Sunday, 7 March 2010

Has the DPA registration fee, like the dog licence, had its day?

We have a new ICO.
It has a fresh mandate.
And a fresh logo. Out with the old. In with the new.
But what will really change?

The new ICO has a new mission, and a series of challenges it has set itself. By 2012 it is to be:

• More committed
• More joined up
• Better integrated
• More focussed
• On the ball
• Alert to the needs of its stakeholders
• World class

It makes you wonder what the previous Information Commissioner, Richard Thomas, was doing all that time then, if this is to be the new focus of the Office. But how will it do this when it has to exist solely on the income it derives from DPA registration fees? It’s not immediately clear how great the additional revenue will be from the larger controllers, who now pay £500 a year. But equally it’s not immediately clear what damage the economic recession has done to the great majority of businesses, or start ups, whose finances are stretched and who may overlook a £35 fee. That’s less than the price of a decent seat to watch a home match featuring Arsenal Football Club. In fact, unless you are a senior citizen or a Junior Gunner, that’s less than the price of any seat for a Category A match at the Emirates Stadium.

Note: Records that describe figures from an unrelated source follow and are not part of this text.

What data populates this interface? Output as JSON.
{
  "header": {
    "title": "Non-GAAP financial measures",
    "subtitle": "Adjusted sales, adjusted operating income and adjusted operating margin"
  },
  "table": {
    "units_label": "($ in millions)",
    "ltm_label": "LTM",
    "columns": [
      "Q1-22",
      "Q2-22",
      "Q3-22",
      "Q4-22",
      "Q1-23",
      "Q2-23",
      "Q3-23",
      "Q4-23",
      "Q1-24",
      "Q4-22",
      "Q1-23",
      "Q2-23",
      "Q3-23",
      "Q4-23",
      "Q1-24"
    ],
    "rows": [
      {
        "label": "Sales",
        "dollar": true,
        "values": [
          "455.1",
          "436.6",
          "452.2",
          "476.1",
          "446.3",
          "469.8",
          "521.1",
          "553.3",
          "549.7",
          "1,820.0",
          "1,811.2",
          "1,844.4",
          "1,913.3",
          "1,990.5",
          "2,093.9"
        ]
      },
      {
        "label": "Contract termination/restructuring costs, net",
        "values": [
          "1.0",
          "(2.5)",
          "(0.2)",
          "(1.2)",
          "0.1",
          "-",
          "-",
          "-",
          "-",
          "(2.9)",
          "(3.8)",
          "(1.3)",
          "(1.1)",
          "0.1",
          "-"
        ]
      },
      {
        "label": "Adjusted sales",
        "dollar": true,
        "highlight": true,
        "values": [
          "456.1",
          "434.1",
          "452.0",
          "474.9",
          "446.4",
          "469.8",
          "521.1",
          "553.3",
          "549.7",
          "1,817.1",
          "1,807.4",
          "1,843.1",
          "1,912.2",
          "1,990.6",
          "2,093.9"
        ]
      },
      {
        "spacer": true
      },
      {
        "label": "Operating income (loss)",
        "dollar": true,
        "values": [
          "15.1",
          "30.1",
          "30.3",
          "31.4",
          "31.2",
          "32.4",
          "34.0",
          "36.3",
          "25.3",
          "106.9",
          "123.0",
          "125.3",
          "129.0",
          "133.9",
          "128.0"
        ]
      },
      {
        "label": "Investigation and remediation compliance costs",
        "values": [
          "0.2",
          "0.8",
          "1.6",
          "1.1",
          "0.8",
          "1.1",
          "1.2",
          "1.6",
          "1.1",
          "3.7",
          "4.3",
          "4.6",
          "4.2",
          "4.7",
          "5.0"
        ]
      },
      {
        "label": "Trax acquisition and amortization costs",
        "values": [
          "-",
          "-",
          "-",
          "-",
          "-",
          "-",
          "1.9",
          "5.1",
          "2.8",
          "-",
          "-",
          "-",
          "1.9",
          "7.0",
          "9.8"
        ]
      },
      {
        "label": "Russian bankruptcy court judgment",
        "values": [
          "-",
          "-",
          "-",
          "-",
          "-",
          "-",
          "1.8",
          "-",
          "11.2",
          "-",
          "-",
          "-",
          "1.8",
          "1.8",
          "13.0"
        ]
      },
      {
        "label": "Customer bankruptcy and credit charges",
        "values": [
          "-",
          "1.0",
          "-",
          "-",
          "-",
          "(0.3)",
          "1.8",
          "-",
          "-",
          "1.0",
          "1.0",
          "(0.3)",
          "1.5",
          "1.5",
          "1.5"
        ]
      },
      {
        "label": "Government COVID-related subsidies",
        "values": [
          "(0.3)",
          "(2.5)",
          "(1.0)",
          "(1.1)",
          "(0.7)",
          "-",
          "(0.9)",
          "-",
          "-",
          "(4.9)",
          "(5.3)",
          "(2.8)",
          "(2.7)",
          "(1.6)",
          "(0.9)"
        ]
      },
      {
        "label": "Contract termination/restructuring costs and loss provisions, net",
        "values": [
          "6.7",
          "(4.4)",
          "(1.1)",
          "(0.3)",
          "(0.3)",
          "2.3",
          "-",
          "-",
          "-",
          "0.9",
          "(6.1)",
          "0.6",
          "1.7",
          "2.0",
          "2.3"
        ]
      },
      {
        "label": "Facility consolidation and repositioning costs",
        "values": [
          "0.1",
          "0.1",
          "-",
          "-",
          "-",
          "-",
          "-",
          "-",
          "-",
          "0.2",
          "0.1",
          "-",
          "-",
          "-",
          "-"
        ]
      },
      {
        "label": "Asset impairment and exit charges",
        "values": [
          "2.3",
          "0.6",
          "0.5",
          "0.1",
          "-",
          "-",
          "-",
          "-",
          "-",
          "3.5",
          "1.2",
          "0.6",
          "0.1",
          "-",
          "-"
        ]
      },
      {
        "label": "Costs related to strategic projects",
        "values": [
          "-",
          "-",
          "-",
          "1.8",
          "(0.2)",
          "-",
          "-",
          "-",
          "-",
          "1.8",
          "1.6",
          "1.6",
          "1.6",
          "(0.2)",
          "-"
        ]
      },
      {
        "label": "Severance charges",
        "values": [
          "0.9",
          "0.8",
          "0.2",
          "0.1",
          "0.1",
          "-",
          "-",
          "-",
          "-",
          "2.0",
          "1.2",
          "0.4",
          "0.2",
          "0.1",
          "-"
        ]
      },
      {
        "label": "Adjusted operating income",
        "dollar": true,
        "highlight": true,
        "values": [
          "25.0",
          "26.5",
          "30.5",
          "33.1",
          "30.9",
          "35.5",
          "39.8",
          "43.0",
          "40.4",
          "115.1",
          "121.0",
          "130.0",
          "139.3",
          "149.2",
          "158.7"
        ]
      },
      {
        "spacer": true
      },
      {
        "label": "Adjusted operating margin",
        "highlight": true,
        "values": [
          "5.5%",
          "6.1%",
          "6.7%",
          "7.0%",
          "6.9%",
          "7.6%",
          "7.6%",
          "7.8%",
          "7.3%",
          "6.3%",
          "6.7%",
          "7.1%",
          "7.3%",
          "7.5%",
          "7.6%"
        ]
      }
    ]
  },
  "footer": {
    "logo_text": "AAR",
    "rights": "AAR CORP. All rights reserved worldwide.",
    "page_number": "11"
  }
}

So, who will value something that costs just £35 to register for? I’m just about old enough to remember dog licenses, which were abolished in 1987, at which time it stood at it 37½p and was held by only around half of dog owners. The system fell into disrepute as no one could really be bothered to enforce the law. Apparently, the Dogs (Northern Ireland) Order 1983 continues to provide for a licence system in Northern Ireland, because it was felt that there was a greater problem of stray dogs and sheep worrying. But as I don’t visit Northern Ireland very often, I’m really not sure whether its enforcement is currently considered a priority – or whether anyone actually bothers to license their dogs anyway.

Perhaps one of the greatest services performed for the ICO were the old registration scams, where various companies would set up and advertise the requirement to register – and offer a registration “consultancy service” to help people fill in the registration forms – at a significant fee, of course. They probably charged far more than the £35 registration fee for their assistance – but it must have been useful for the teams in Wilmslow to receive boxes of these registration papers, as that would have generated a very healthy income stream. Where is the income stream now, as regulatory action against these “consultancy services” (or cons) has stemmed the flow of new business.

Do I see ICO registration campaigns anywhere, like the TV license fee detection campaigns? Do I see ICO detection vans driving around the country, with its antenna sniffing out unregistered data controllers? I do not.

So how will the ICO manage to deliver on its new mission then? Its new fining powers will simply fill Treasury coffers, as unlike the Spanish Data Protection authority, they won’t get to keep any of the money they manage to get from the miscreants. These hard economic times will continue to reduce the flow of start up companies, and so I suppose the ICO is only left with planting media stories about the horrific consequences of the failure to register. I can’t see it featuring as a main storyline on Eastenders or Coronation Street, though.

The battle lines will be drawn. Will the ICO win through, by publicising the existence of the requirement, and persuading the relevant parties to part with their £35 each year, or will it go the same way as the dog license?

Or will the demise of the registration scheme lead a cunning plan for funding the ICO which will be as clumsy as the Dangerous Dogs Act, which was introduced in 1991, just 4 years after the abolition of registration? Registration didn’t address the problem of dangerous dogs. Nor did the Dangerous Dogs Act, for that matter.

If data controllers are to truly value the ICO, I would presume that it would greatly help if the registration fees they will be expected to pay will at least exceed the administrative costs of dealing with an annual demand for £35.

If I were the relevant bod at the Ministry of Justice, I would recommend that the standard fee be raised to £50 with immediate effect. The fee has remained constant since 1998. Unlike any other bill I have to pay. Otherwise, I do fear it will suffer the same fate as the dog licence did.